One of the remarkable things about attending Arcadia as an undergraduate is that you can apply through their direct entry program, which means if you reach all prerequisites set by the department, you will receive an automatic interview. This is easier said than done, but some applicants who don’t attend Arcadia don’t even manage to get an interview.
Being part of the Physician’s Assistant program has been one of the best and hardest parts of my college experience. Here’s what I would recommend for anyone interested in being a PA:
Meeting the Prerequisites
The required classes for Arcadia’s PA program include five Biology courses. Three of the five must be Microbiology, Physiology, and Anatomy. Biochemistry is highly recommended as well. You’ll also take three Chemistry courses (including Organic Chemistry), a Psychology course, and a Statistics course. You must earn at least a C in these classes.
So, how do you manage to obtain these specified requirements? First, it is critical to work with your adviser—an experienced professor who has likely dealt with someone on your track before. Their knowledge, experience, and resources provide the best foundation for success.

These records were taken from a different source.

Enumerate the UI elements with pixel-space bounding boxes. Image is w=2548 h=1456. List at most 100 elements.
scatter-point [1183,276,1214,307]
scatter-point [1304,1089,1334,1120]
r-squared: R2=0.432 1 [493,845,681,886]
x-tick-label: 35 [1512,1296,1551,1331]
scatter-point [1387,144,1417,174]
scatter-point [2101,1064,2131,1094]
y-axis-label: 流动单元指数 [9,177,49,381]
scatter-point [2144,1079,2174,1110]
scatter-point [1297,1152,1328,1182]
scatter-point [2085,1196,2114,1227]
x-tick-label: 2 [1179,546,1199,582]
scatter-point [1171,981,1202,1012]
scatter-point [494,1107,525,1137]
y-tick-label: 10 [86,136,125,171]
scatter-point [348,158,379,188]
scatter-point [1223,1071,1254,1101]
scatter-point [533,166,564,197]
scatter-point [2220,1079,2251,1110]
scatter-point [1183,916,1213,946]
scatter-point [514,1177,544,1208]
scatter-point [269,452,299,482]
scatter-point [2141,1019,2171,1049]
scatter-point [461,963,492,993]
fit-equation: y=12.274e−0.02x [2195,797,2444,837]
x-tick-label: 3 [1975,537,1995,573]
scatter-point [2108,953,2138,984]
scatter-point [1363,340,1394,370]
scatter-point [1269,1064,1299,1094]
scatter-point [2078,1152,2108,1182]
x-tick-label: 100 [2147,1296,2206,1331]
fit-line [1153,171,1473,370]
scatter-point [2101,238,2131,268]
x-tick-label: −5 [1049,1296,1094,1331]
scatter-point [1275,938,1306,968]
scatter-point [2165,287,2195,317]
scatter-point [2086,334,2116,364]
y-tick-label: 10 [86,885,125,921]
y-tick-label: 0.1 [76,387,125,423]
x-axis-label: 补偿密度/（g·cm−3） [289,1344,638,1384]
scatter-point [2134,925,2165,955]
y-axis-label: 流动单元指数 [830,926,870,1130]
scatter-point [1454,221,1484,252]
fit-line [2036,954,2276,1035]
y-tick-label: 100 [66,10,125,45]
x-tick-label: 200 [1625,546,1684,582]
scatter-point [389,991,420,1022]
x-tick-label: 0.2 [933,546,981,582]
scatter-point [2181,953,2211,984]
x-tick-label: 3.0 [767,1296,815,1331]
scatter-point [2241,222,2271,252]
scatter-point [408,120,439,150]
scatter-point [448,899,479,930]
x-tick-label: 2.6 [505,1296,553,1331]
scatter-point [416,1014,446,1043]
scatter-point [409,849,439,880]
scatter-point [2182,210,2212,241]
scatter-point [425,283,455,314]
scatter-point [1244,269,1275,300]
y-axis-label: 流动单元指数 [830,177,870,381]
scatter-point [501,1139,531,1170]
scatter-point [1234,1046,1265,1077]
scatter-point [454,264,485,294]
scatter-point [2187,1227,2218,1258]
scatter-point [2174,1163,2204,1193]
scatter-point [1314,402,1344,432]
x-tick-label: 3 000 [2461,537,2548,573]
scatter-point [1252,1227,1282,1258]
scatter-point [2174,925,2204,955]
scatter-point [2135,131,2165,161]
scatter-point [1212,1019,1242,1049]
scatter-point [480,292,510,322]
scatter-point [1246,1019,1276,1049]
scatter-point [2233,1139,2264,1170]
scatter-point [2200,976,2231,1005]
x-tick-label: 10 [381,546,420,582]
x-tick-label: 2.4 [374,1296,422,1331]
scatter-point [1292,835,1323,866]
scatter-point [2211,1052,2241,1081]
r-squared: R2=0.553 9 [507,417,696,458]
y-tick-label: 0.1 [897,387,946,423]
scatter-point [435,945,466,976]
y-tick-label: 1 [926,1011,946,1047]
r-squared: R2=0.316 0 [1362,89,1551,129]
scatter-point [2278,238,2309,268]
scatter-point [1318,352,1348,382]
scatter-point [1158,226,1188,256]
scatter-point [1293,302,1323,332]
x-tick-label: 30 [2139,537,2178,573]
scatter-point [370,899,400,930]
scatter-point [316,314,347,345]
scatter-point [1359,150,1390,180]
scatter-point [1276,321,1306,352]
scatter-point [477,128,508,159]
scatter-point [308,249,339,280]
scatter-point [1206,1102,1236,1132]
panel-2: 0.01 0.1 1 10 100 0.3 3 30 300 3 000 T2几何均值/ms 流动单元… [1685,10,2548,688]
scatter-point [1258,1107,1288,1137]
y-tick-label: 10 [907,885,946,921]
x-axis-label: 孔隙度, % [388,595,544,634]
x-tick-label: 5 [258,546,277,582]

The second thing I have learned is to set priorities. In college, you are often on your own for the first time. You have to do laundry, cook, and take care of yourself in general. It can be easy to fall off track and slack in your studies. Knowing when to say no to your friends—and sometimes even extracurriculars—is challenging, but has made me very successful in achieving my academic goals.

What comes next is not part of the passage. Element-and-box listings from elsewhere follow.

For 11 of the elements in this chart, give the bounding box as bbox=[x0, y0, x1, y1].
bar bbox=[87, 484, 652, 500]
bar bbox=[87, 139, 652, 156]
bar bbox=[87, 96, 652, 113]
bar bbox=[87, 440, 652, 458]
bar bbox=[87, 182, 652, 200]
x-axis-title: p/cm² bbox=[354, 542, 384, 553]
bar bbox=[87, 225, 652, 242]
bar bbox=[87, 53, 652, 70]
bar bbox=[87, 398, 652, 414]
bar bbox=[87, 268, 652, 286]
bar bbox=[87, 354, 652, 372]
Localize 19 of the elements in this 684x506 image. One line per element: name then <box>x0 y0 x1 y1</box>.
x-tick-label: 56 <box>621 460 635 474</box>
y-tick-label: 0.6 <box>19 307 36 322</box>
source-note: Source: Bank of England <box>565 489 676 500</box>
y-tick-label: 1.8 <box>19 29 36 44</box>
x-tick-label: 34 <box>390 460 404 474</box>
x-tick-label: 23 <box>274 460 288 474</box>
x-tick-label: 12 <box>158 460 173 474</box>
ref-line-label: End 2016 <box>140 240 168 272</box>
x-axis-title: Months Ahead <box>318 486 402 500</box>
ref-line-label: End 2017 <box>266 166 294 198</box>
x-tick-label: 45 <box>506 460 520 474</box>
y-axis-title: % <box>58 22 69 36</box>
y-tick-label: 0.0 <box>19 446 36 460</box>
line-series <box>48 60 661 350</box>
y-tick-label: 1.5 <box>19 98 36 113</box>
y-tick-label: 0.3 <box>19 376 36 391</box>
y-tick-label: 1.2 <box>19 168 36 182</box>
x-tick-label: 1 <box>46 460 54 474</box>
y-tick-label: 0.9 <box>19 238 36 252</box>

The final piece of advice I’ll give is to be confident. I know it can be hard, but there is a reason you are selecting this path. At some point, you knew deep down that you could succeed. Revert to that confident self, and strive for success.

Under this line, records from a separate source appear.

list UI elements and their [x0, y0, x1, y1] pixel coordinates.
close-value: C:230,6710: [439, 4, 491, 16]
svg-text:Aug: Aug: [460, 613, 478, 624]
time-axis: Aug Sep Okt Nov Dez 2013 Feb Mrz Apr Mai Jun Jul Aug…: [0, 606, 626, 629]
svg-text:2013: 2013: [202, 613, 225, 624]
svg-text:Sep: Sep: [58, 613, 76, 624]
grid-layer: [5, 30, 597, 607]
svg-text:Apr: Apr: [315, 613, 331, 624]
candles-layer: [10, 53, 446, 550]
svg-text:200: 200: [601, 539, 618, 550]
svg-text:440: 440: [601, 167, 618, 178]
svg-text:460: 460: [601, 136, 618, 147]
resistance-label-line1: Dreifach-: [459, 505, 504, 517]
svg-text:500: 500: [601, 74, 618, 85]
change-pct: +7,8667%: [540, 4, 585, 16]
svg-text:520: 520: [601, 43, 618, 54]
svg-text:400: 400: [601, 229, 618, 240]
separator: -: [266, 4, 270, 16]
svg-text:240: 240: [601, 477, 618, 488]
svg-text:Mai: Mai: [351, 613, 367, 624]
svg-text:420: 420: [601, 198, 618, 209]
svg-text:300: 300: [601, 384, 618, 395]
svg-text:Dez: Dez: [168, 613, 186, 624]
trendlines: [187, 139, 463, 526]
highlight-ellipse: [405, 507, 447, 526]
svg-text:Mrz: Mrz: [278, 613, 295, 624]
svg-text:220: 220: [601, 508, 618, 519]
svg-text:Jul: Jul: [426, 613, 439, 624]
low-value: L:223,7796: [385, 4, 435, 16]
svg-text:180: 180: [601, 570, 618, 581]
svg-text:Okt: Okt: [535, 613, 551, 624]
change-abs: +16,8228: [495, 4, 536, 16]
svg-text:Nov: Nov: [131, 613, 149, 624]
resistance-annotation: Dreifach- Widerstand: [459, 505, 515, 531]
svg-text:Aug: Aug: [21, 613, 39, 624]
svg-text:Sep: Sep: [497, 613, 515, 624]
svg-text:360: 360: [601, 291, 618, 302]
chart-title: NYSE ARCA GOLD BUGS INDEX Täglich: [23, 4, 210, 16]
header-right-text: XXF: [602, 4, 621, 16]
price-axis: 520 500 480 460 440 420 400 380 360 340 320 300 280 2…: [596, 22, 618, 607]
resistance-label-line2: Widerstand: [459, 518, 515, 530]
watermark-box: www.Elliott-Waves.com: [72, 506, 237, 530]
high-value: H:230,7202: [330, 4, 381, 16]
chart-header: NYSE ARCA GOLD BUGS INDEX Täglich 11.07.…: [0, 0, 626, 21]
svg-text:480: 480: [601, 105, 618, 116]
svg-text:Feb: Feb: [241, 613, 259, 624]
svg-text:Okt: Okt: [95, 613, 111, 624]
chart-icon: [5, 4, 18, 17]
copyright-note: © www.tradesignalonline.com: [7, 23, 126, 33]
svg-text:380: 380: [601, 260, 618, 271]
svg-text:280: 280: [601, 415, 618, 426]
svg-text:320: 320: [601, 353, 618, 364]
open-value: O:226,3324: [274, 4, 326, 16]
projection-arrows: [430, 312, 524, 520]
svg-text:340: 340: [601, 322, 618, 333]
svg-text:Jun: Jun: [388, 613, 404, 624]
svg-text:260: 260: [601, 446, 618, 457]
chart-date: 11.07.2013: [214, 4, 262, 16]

Arcadia requires 200 minimum direct patient care hours. This doesn’t mean shadowing or volunteering, but hands-on clinical work taking care of patients’ medical needs. The way I achieved these hours was by earning an EMT license. I was able to use that EMT license throughout the summers while being home and working at a camp. I learned and experienced so many things, including how to properly approach a child when they are in distress.
There are plenty of ways you can achieve your hours. Some of my friends have even ended up becoming home health aides. I recommend not procrastinating or passing up any opportunities. Time is limited with such a busy course load.
It is also an excellent opportunity to volunteer! I volunteer at Temple University Hospital, where I assist in stocking medical supplies in the emergency room. Oftentimes I shadow doctors and PAs while completing my shift, and I’ve gotten many helpful tips (like what to include in my graduate applications).
The GRE is required to get into any Physician’s Assistant graduate program. It consists of seven sections: two analytical response essays, where you respond to an open-ended question or statement; two verbal reasoning sections that include vocabulary and reading comprehension; two math sections, where your quantitative reasoning is put to the test; and a sample section that does not count to your grade.
Doing well on this exam is extremely difficult, as you are “competing” against test takers interested in pursuing master’s or doctoral degrees in multiple disciplines. Scoring in the top 50th percentile is usually considered good. Completing this test before graduate school and during your undergraduate years can sometimes be a pain. I took the exam during the summer, where I studied in between being a camp EMT and a waiter. I would highly recommend taking the GRE as soon as possible, because it is very similar to the SAT and ACT. Having this knowledge still fresh in your head will give you a significant advantage.
Deciding to become a Physician Assistant can be an extremely intimidating objective, but Arcadia provides you the resources, professors, and program to succeed in being accepted to graduate school. Set your goals high and stay confident in yourself, always.